To help conduct the online program, the UCPA is using a fully automated system called the Internet Donation Management System, from Hockaday Donatelli/Campaign Solutions, Alexandria, VA. According to Rob Arena, senior vice president of Internet services at HDCS, the donation process differs from other online giving.


"Most nonprofits either have donors print out a donor application form they have to mail out or they have them supply their credit card information, which is then manually hand batched," he said. "IDMS is all automated, and no human hands ever touch the donated funds."


Becky Donatelli, chairman of HDCS, said the system has been made as simple as possible for both the donor to use and for the organization to implement. When donor s arrive at the organization's site, they click on the "Donate Now" button and are linked to a secure IBM Net.Commerce server where the credit card transaction can take place.


"By having the system work this way, it is made easy for the organizations so that they don't have to do anything to their Web site other then put the link up," Arena said. "And if a donor doesn't look at the URL at the top of the page, they will never know they have been taken to a totally different site."


After filling out the donor information and providing the credit card information, the donor is taken to a page where they can double check the information they provided. Then, the card is validated, and the availability of the donated funds is confirmed. Donors are thanked for their contribution and asked to answer 10 questions, which include what organizations they donate to, how frequently they use the Web, number of donations made in the last year, gender and age. HCDS said organizations are allowed to include four questions of their own. Once they've completed the survey, donors are brought back to the organization's home page.


Donated funds, which are stored in the IBM DB2 universal database system, are secured and arrive in the bank account of the organization within 24 hours to 72 hours after they are made, Arena said. At any point, organizations can see who is making donations, the amount of revenue being raised, or they can download the completed surveys.


"All of this information is automated and waiting to be put into a database program," he said. "By using this system, organizations will be able to mail donors once a month instead of once a year. It reduces the cost of prospecting and soliciting. And once they have been captured in the e-mailing system, there is no reason for an organization to not include them on their mailing and calling lists."

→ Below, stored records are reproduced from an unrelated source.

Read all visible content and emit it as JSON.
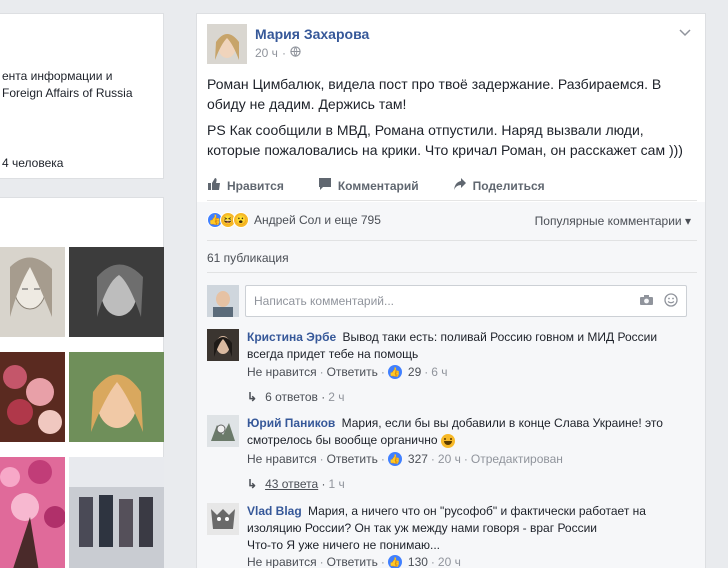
{
  "left": {
    "info_line1": "ента информации и",
    "info_line2": "Foreign Affairs of Russia",
    "people": "4 человека"
  },
  "post": {
    "author": "Мария Захарова",
    "time": "20 ч",
    "dot": "·",
    "paragraph1": "Роман Цимбалюк, видела пост про твоё задержание. Разбираемся. В обиду не дадим. Держись там!",
    "paragraph2": "PS Как сообщили в МВД, Романа отпустили. Наряд вызвали люди, которые пожаловались на крики. Что кричал Роман, он расскажет сам )))",
    "actions": {
      "like": "Нравится",
      "comment": "Комментарий",
      "share": "Поделиться"
    },
    "reactions_text": "Андрей Сол и еще 795",
    "sort_label": "Популярные комментарии",
    "publications": "61 публикация",
    "write_placeholder": "Написать комментарий..."
  },
  "comments": [
    {
      "name": "Кристина Эрбе",
      "text": "Вывод таки есть: поливай Россию говном и МИД России всегда придет тебе на помощь",
      "dislike": "Не нравится",
      "reply": "Ответить",
      "likes": "29",
      "time": "6 ч",
      "replies": "6 ответов",
      "replies_time": "2 ч"
    },
    {
      "name": "Юрий Паников",
      "text": "Мария, если бы вы добавили в конце Слава Украине! это смотрелось бы вообще органично",
      "dislike": "Не нравится",
      "reply": "Ответить",
      "likes": "327",
      "time": "20 ч",
      "edited": "Отредактирован",
      "replies": "43 ответа",
      "replies_time": "1 ч"
    },
    {
      "name": "Vlad Blag",
      "text": "Мария, а ничего что он \"русофоб\" и фактически работает на изоляцию России? Он так уж между нами говоря - враг России",
      "text_line3": "Что-то Я уже ничего не понимаю...",
      "dislike": "Не нравится",
      "reply": "Ответить",
      "likes": "130",
      "time": "20 ч"
    }
  ],
  "colors": {
    "link": "#365899",
    "background": "#e9ebee",
    "like_blue": "#4080ff"
  }
}
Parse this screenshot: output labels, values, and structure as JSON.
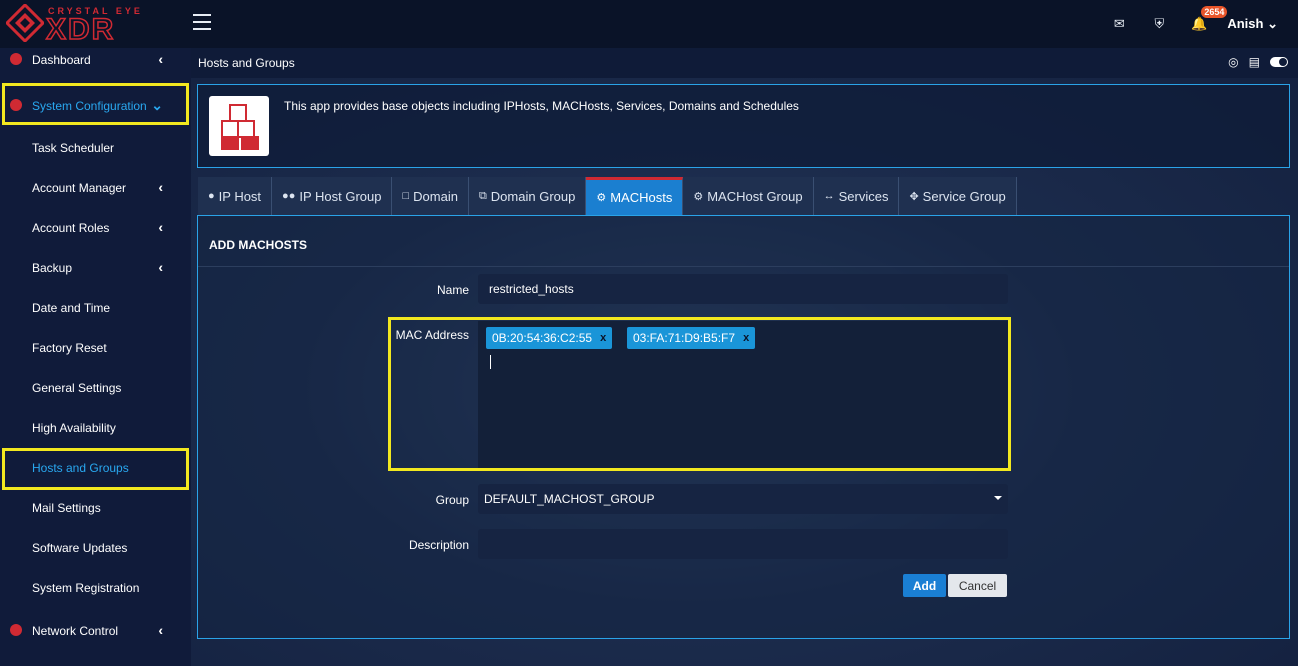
{
  "brand": {
    "small": "CRYSTAL EYE",
    "big": "XDR"
  },
  "topbar": {
    "notification_count": "2654",
    "user_name": "Anish"
  },
  "sidebar": {
    "items": [
      {
        "label": "Dashboard"
      },
      {
        "label": "System Configuration"
      },
      {
        "label": "Task Scheduler"
      },
      {
        "label": "Account Manager"
      },
      {
        "label": "Account Roles"
      },
      {
        "label": "Backup"
      },
      {
        "label": "Date and Time"
      },
      {
        "label": "Factory Reset"
      },
      {
        "label": "General Settings"
      },
      {
        "label": "High Availability"
      },
      {
        "label": "Hosts and Groups"
      },
      {
        "label": "Mail Settings"
      },
      {
        "label": "Software Updates"
      },
      {
        "label": "System Registration"
      },
      {
        "label": "Network Control"
      }
    ]
  },
  "page": {
    "title": "Hosts and Groups",
    "description": "This app provides base objects including IPHosts, MACHosts, Services, Domains and Schedules"
  },
  "tabs": [
    {
      "label": "IP Host",
      "icon": "user-icon"
    },
    {
      "label": "IP Host Group",
      "icon": "users-icon"
    },
    {
      "label": "Domain",
      "icon": "file-icon"
    },
    {
      "label": "Domain Group",
      "icon": "files-icon"
    },
    {
      "label": "MACHosts",
      "icon": "gear-icon"
    },
    {
      "label": "MACHost Group",
      "icon": "gears-icon"
    },
    {
      "label": "Services",
      "icon": "arrows-h-icon"
    },
    {
      "label": "Service Group",
      "icon": "arrows-icon"
    }
  ],
  "form": {
    "heading": "ADD MACHOSTS",
    "name_label": "Name",
    "name_value": "restricted_hosts",
    "mac_label": "MAC Address",
    "mac_tags": [
      "0B:20:54:36:C2:55",
      "03:FA:71:D9:B5:F7"
    ],
    "tag_remove": "x",
    "group_label": "Group",
    "group_value": "DEFAULT_MACHOST_GROUP",
    "description_label": "Description",
    "description_value": "",
    "add_label": "Add",
    "cancel_label": "Cancel"
  },
  "colors": {
    "accent": "#1b7fd0",
    "brand_red": "#d02a33",
    "highlight": "#f2e81f"
  }
}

Last month, HDCS worked with more than 60 political candidates -- including New York Gov. George Pataki. HDCS did not have final tallies on the amount of money it helped raise for these candidates, but Donatelli said Ellen Sauerbrey -- the Republican candidate for governor in Maryland, raised 676 percent of her initial investment in a three-and-a-half week period. She said online fundraising helped reach not only a new demographic of contributors but a more generous one as well.


"Almost half, 44 percent, of those who donated online said it was the first time they had donated to a political party," she said. "Seventy percent of them were under the age of 45, and the average donation made was reported to also be significantly higher than the donations received via direct mail or over the phone."


The set-up fee for the system is $495.